Date of this Version

December 2003

Comments

Published in Sixteenth Century Journal 34:4 (Winter 2003), pp. 1245–1246. Copyright © 2003 The Sixteenth Century Journal Publishers, Inc. Used by permission.

Abstract

Interest in Tristan L’Hermite has not only been sustained, but has grown considerably since 1955, when Amédée Carriat published Tristan ou L’Eloge d’un poète and his Bibliographie des oeuvres de Tristan L’Hermite. Carriat’s work on the Cahiers Tristan L’Hermite, as well as the scholarship of Claude Abraham, Catherine Grisé, and Jean-Pierre Chauveau among others, has laid the groundwork for a number of new inquiries into Tristan’s oeuvre.

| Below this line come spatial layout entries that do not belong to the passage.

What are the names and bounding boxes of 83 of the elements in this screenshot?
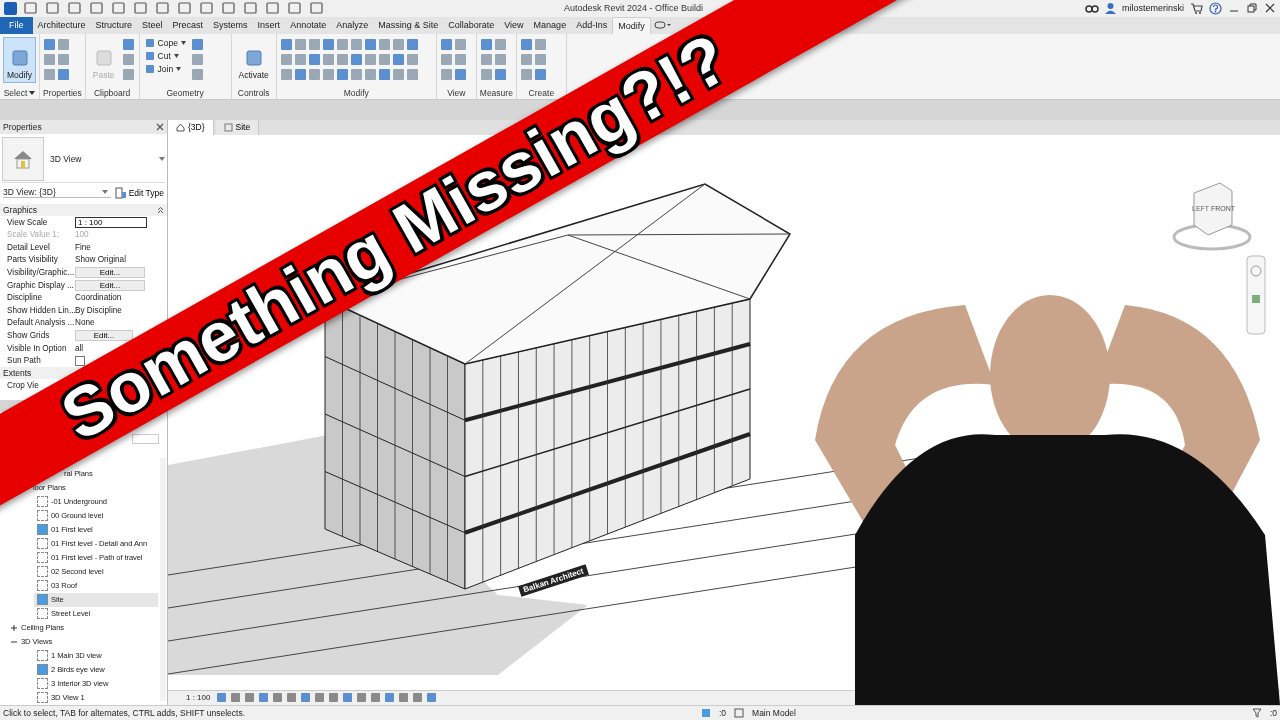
sheet-icon xyxy=(223,122,233,132)
property-name: Crop Vie xyxy=(7,380,40,390)
model-icon[interactable] xyxy=(734,707,745,718)
filter-icon[interactable] xyxy=(1251,707,1262,718)
panel-label: Properties xyxy=(43,86,82,99)
caret-icon xyxy=(176,66,182,71)
ribbon-tab[interactable]: Insert xyxy=(252,16,286,34)
close-icon[interactable] xyxy=(1264,2,1276,15)
ribbon-tool-button[interactable]: Join xyxy=(142,62,188,75)
ribbon-tab[interactable]: Analyze xyxy=(331,16,374,34)
panel-dropdown[interactable]: Select xyxy=(3,86,37,99)
property-name: Show Grids xyxy=(7,331,51,341)
tool-icon xyxy=(93,47,114,68)
property-checkbox[interactable] xyxy=(75,355,85,366)
revit-logo[interactable] xyxy=(4,1,17,15)
property-name: Graphic Display ... xyxy=(7,280,74,290)
ribbon-tab[interactable]: Precast xyxy=(167,16,209,34)
navigation-bar[interactable] xyxy=(1246,254,1266,335)
property-name: Visible In Option xyxy=(7,343,67,353)
user-name[interactable]: milostemerinski xyxy=(1122,3,1184,14)
ribbon-tab[interactable]: View xyxy=(499,16,529,34)
filter-count: :0 xyxy=(1269,707,1277,718)
caret-icon xyxy=(173,53,179,58)
property-name: Sun Path xyxy=(7,356,42,366)
status-hint: Click to select, TAB for alternates, CTRL adds, SHIFT unselects. xyxy=(3,707,246,718)
ribbon-tool-button[interactable]: Activate xyxy=(234,36,273,83)
property-name: Detail Level xyxy=(7,242,51,252)
instance-selector[interactable]: 3D View: {3D} xyxy=(3,187,111,199)
tool-icon xyxy=(243,47,264,68)
ribbon-tab[interactable]: Architecture xyxy=(32,16,91,34)
close-icon[interactable] xyxy=(156,122,164,131)
panel-label: Clipboard xyxy=(92,86,132,99)
window-title: Autodesk Revit 2024 - Office Buildi xyxy=(564,3,703,14)
caret-icon xyxy=(101,190,108,195)
caret-icon xyxy=(29,90,36,95)
collapse-icon[interactable] xyxy=(157,206,164,214)
cart-icon[interactable] xyxy=(1190,2,1203,15)
user-icon[interactable] xyxy=(1105,2,1116,15)
property-name: Scale Value 1: xyxy=(7,230,61,240)
house-icon xyxy=(176,122,185,132)
tool-icon xyxy=(9,47,30,68)
ribbon-tab[interactable]: Annotate xyxy=(285,16,332,34)
edit-type-button[interactable]: Edit Type xyxy=(114,186,164,199)
document-tab[interactable]: {3D} xyxy=(168,119,214,135)
help-icon[interactable] xyxy=(1209,1,1222,15)
ribbon-tab[interactable]: Systems xyxy=(208,16,253,34)
document-tab[interactable]: Site xyxy=(215,119,260,135)
panel-label: Geometry xyxy=(165,86,205,99)
binoculars-icon[interactable] xyxy=(1085,2,1099,15)
property-name: Parts Visibility xyxy=(7,255,59,265)
ribbon-tab[interactable]: Steel xyxy=(137,16,168,34)
type-name[interactable]: 3D View xyxy=(44,153,159,164)
ribbon-tab[interactable]: Manage xyxy=(528,16,572,34)
workset-count: :0 xyxy=(718,707,727,718)
restore-icon[interactable] xyxy=(1246,2,1258,15)
property-name: Default Analysis ... xyxy=(7,318,75,328)
group-header[interactable]: Graphics xyxy=(3,204,37,215)
edit-type-icon xyxy=(114,186,127,199)
property-input-field[interactable]: 1 : 100 xyxy=(75,216,147,228)
scrollbar[interactable] xyxy=(160,457,166,701)
active-model[interactable]: Main Model xyxy=(752,707,796,718)
property-name: Discipline xyxy=(7,293,44,303)
ribbon-tab[interactable]: Massing & Site xyxy=(373,16,444,34)
workset-icon[interactable] xyxy=(700,707,711,718)
tool-icon xyxy=(144,50,155,61)
house-icon xyxy=(12,148,34,169)
panel-label: Modify xyxy=(342,86,370,99)
ribbon-tool-button[interactable]: Cut xyxy=(142,49,188,62)
caret-icon[interactable] xyxy=(159,156,165,161)
group-header[interactable]: Extents xyxy=(3,368,32,379)
panel-title: Properties xyxy=(3,121,42,132)
view-scale[interactable]: 1 : 100 xyxy=(186,693,211,703)
property-name: View Scale xyxy=(7,217,49,227)
tool-icon xyxy=(144,37,155,48)
panel-label: Controls xyxy=(236,86,271,99)
ribbon-tab[interactable]: Collaborate xyxy=(443,16,500,34)
tool-icon xyxy=(144,63,155,74)
ribbon-tool-button[interactable]: Modify xyxy=(3,36,37,83)
expand-icon[interactable] xyxy=(10,623,18,632)
ribbon-tool-button[interactable]: Cope xyxy=(142,36,188,49)
ribbon-tab[interactable]: Add-Ins xyxy=(571,16,613,34)
caret-icon xyxy=(180,40,186,45)
ribbon-tab[interactable]: Structure xyxy=(90,16,138,34)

Colloquia on Tristan have been organized in France and the U.S. in recent years, and the Tristan “revival” reached an apex of sorts in 1999 with Champion’s publication of his Oeuvres complètes under the direction of Roger Guichemerre. It is against this backdrop that specialists would seemingly welcome James C. Shepard’s Mannerism and Baroque in Seventeenth-Century French Poetry: The Example of Tristan L’Hermite. Nonetheless, while Shepard’s monograph does represent an earnest effort, the book is largely unsuccessful because it reads far too much like the 1997 dissertation on which it is based.